By the following year, after a second divorce, he decided to run again for U.S. Senate in 2000.
And for someone who grew up in the top 1 percent, he had uncanny ability to zero in on populist issues. Dayton made the rising cost of health care and prescription drug prices the centerpiece of his campaign, driving senior citizens in the "Mark Dayton Rx Express" to Emerson, Manitoba, to buy cheaper drugs.
"People doubted whether or not offering bus trips to Canada for people to buy prescription drugs was something that the voters of Minnesota would take seriously, but it became a really important symbol of his election," Erlandson, the former chair of the DFL Party, said.
In his second quest for the Senate, Dayton was successful, defeating Republican Rod Grams.
But his time in the Senate was roundly considered a failure, even by Dayton, who famously told a group of high school students that he and the entire chamber deserve a failing grade. He served one term, during which he dramatically shut down his Senate office because he heard classified information that it was under threat of a terrorist attack. No one else corroborated that.

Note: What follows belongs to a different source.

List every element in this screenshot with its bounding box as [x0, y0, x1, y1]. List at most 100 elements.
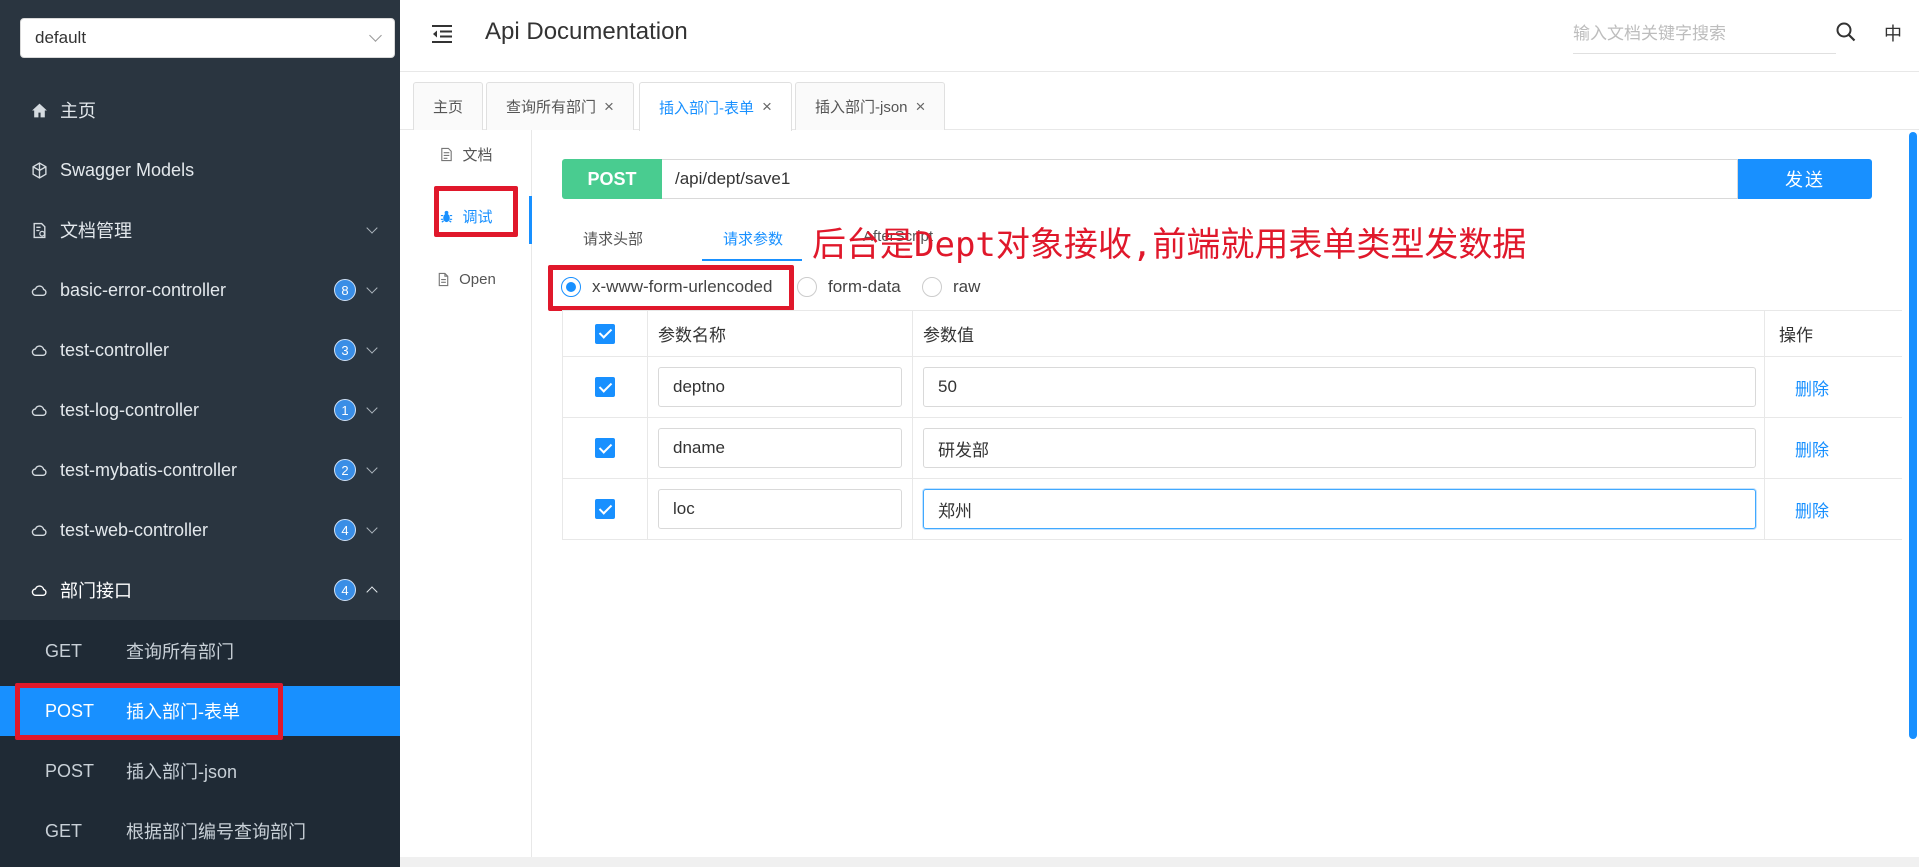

He voted against the resolution authorizing the Iraq War, one of the few senators to do so, and he struggled with the bureaucracy and slow pace of the Senate. His approval ratings sunk and he didn't seek another term in 2006.

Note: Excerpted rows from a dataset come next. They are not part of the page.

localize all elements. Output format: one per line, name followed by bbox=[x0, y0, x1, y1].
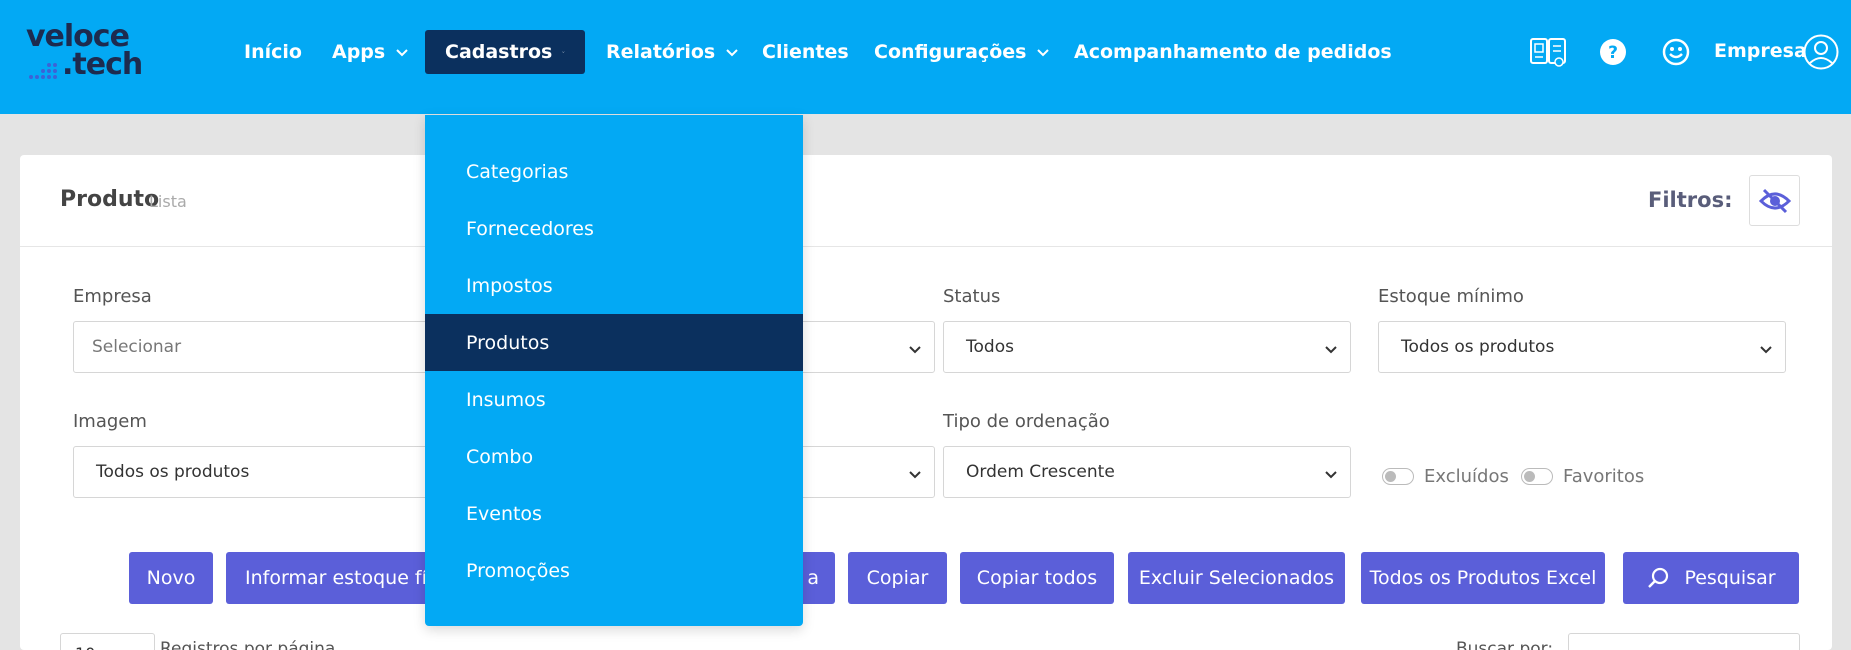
menu-item-label: Combo bbox=[466, 445, 534, 468]
button-label: Copiar todos bbox=[976, 567, 1098, 589]
favoritos-label: Favoritos bbox=[1563, 466, 1645, 487]
nav-clientes[interactable]: Clientes bbox=[742, 30, 869, 74]
button-label: Novo bbox=[146, 567, 196, 589]
todos-produtos-excel-button[interactable]: Todos os Produtos Excel bbox=[1361, 552, 1605, 604]
tipo-ordenacao-label: Tipo de ordenação bbox=[943, 411, 1110, 432]
nav-label: Clientes bbox=[762, 41, 849, 63]
menu-item-label: Fornecedores bbox=[466, 217, 594, 240]
menu-item-promocoes[interactable]: Promoções bbox=[425, 542, 803, 599]
estoque-minimo-value: Todos os produtos bbox=[1401, 337, 1555, 357]
user-icon[interactable] bbox=[1802, 33, 1840, 71]
menu-item-label: Produtos bbox=[466, 331, 550, 354]
table-search-input[interactable] bbox=[1568, 633, 1800, 650]
menu-item-label: Categorias bbox=[466, 160, 569, 183]
card-header: Produto Lista Filtros: bbox=[20, 155, 1832, 247]
favoritos-toggle[interactable]: Favoritos bbox=[1521, 466, 1644, 487]
help-icon[interactable]: ? bbox=[1594, 33, 1632, 71]
chevron-down-icon bbox=[726, 49, 738, 57]
nav-configuracoes[interactable]: Configurações bbox=[854, 30, 1070, 74]
nav-label: Configurações bbox=[874, 41, 1027, 63]
nav-label: Acompanhamento de pedidos bbox=[1074, 41, 1392, 63]
excluidos-toggle[interactable]: Excluídos bbox=[1382, 466, 1509, 487]
button-label: Pesquisar bbox=[1684, 567, 1776, 589]
logo-text-line2: .tech bbox=[62, 47, 143, 82]
nav-cadastros[interactable]: Cadastros bbox=[425, 30, 585, 74]
chevron-down-icon bbox=[1325, 346, 1337, 354]
catalog-icon[interactable] bbox=[1529, 33, 1567, 71]
status-value: Todos bbox=[966, 337, 1014, 357]
excluidos-label: Excluídos bbox=[1424, 466, 1509, 487]
eye-slash-icon bbox=[1758, 188, 1791, 213]
smiley-icon[interactable] bbox=[1657, 33, 1695, 71]
chevron-down-icon bbox=[562, 51, 565, 53]
nav-apps[interactable]: Apps bbox=[312, 30, 429, 74]
button-label: Excluir Selecionados bbox=[1138, 567, 1335, 589]
filters-label: Filtros: bbox=[1648, 188, 1733, 212]
pesquisar-button[interactable]: Pesquisar bbox=[1623, 552, 1799, 604]
status-label: Status bbox=[943, 286, 1001, 307]
table-search-label: Buscar por: bbox=[1456, 639, 1554, 650]
menu-item-insumos[interactable]: Insumos bbox=[425, 371, 803, 428]
toggle-filters-button[interactable] bbox=[1749, 175, 1800, 226]
copiar-button[interactable]: Copiar bbox=[848, 552, 947, 604]
chevron-down-icon bbox=[909, 471, 921, 479]
menu-item-label: Promoções bbox=[466, 559, 570, 582]
nav-acompanhamento-pedidos[interactable]: Acompanhamento de pedidos bbox=[1054, 30, 1412, 74]
chevron-down-icon bbox=[1760, 346, 1772, 354]
toggle-switch[interactable] bbox=[1382, 468, 1414, 485]
empresa-placeholder: Selecionar bbox=[92, 337, 182, 357]
nav-label: Cadastros bbox=[445, 41, 553, 63]
logo-dots-icon bbox=[29, 63, 57, 79]
svg-text:?: ? bbox=[1608, 43, 1618, 63]
page-size-select[interactable]: 10 bbox=[60, 633, 155, 650]
imagem-label: Imagem bbox=[73, 411, 147, 432]
imagem-value: Todos os produtos bbox=[96, 462, 250, 482]
menu-item-categorias[interactable]: Categorias bbox=[425, 143, 803, 200]
estoque-minimo-select[interactable]: Todos os produtos bbox=[1378, 321, 1786, 373]
button-label: Copiar bbox=[866, 567, 929, 589]
menu-item-combo[interactable]: Combo bbox=[425, 428, 803, 485]
page-title: Produto bbox=[60, 187, 160, 212]
chevron-down-icon bbox=[1325, 471, 1337, 479]
tipo-ordenacao-select[interactable]: Ordem Crescente bbox=[943, 446, 1351, 498]
nav-inicio[interactable]: Início bbox=[224, 30, 322, 74]
tipo-ordenacao-value: Ordem Crescente bbox=[966, 462, 1115, 482]
top-navbar: veloce .tech Início Apps Cadastros Relat… bbox=[0, 0, 1851, 114]
search-icon bbox=[1648, 567, 1669, 588]
cadastros-dropdown-menu: Categorias Fornecedores Impostos Produto… bbox=[425, 115, 803, 626]
button-label: a bbox=[807, 567, 819, 589]
nav-label: Apps bbox=[332, 41, 386, 63]
menu-item-label: Impostos bbox=[466, 274, 553, 297]
status-select[interactable]: Todos bbox=[943, 321, 1351, 373]
excluir-selecionados-button[interactable]: Excluir Selecionados bbox=[1128, 552, 1345, 604]
button-label: Todos os Produtos Excel bbox=[1369, 567, 1597, 589]
toggle-switch[interactable] bbox=[1521, 468, 1553, 485]
copiar-todos-button[interactable]: Copiar todos bbox=[960, 552, 1114, 604]
menu-item-produtos[interactable]: Produtos bbox=[425, 314, 803, 371]
chevron-down-icon bbox=[1037, 49, 1050, 57]
menu-item-impostos[interactable]: Impostos bbox=[425, 257, 803, 314]
nav-label: Início bbox=[244, 41, 302, 63]
empresa-menu-label[interactable]: Empresa bbox=[1714, 40, 1807, 62]
page-size-label: Registros por página bbox=[160, 639, 336, 650]
product-list-card: Produto Lista Filtros: Empresa Seleciona… bbox=[20, 155, 1832, 650]
page-subtitle: Lista bbox=[149, 192, 187, 211]
nav-label: Relatórios bbox=[606, 41, 716, 63]
menu-item-fornecedores[interactable]: Fornecedores bbox=[425, 200, 803, 257]
menu-item-label: Eventos bbox=[466, 502, 542, 525]
empresa-label: Empresa bbox=[73, 286, 152, 307]
novo-button[interactable]: Novo bbox=[129, 552, 213, 604]
page-size-value: 10 bbox=[75, 644, 95, 650]
veloce-tech-logo[interactable]: veloce .tech bbox=[26, 20, 146, 82]
chevron-down-icon bbox=[396, 49, 408, 57]
menu-item-label: Insumos bbox=[466, 388, 546, 411]
chevron-down-icon bbox=[909, 346, 921, 354]
menu-item-eventos[interactable]: Eventos bbox=[425, 485, 803, 542]
estoque-minimo-label: Estoque mínimo bbox=[1378, 286, 1524, 307]
nav-relatorios[interactable]: Relatórios bbox=[586, 30, 759, 74]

Before leaving Washington, he relapsed into alcoholism for the first time in decades.
'People were betting against him'
It was from this low point that Dayton staged his most dramatic political comeback.
He announced his campaign for governor in January of 2009, more than a year and a half before Election Day. Dayton felt he had to disclose his relapse early, informing his fledgling campaign staff that he had independently set up an interview with a Star Tribune columnist to discuss it.
He didn't seek the DFL Party's endorsement, a move that led party officials to ban him from the convention floor that year. He didn't have D.C. advisers and his staff was just a handful of people who mostly drove him around the state.
From the outside, his campaign looked like a longshot, but Dayton had a clear vision for what he wanted to do as governor. The last Democrat to serve in the office was his old boss, Perpich, who lost a 1990 re-election bid.
"It had been such a long time since a Democrat had been governor," said Katharine Tinucci, one of his campaign staffers. "From the very start it was about tax fairness, it was about restoring the fiscal stability of our state and it was about education."
It was the first midterm in Barack Obama's presidency, and Democrats were expecting losses across the nation. In that environment, Dayton's campaign slogan was considered bold: Tax the rich.
"People were betting against him," Tinucci said. "Friends of mine were urging me to find another job. They said he was never going to win."
Dayton managed to prevail in a close, three-way primary. And he pulled off a win in the general election, too, defeating Republican Tom Emmer by just 9,000 votes despite a tea party wave.
He would go on to win a second term and is about end his political career after 40 years.
Asked recently what a younger version of himself would think of his time in office, Dayton said he hoped "that young man back then would have said that I stuck it out and I persisted."
"I started out as a progressive Democrat," he added. "I hope I've continued to be true to my values."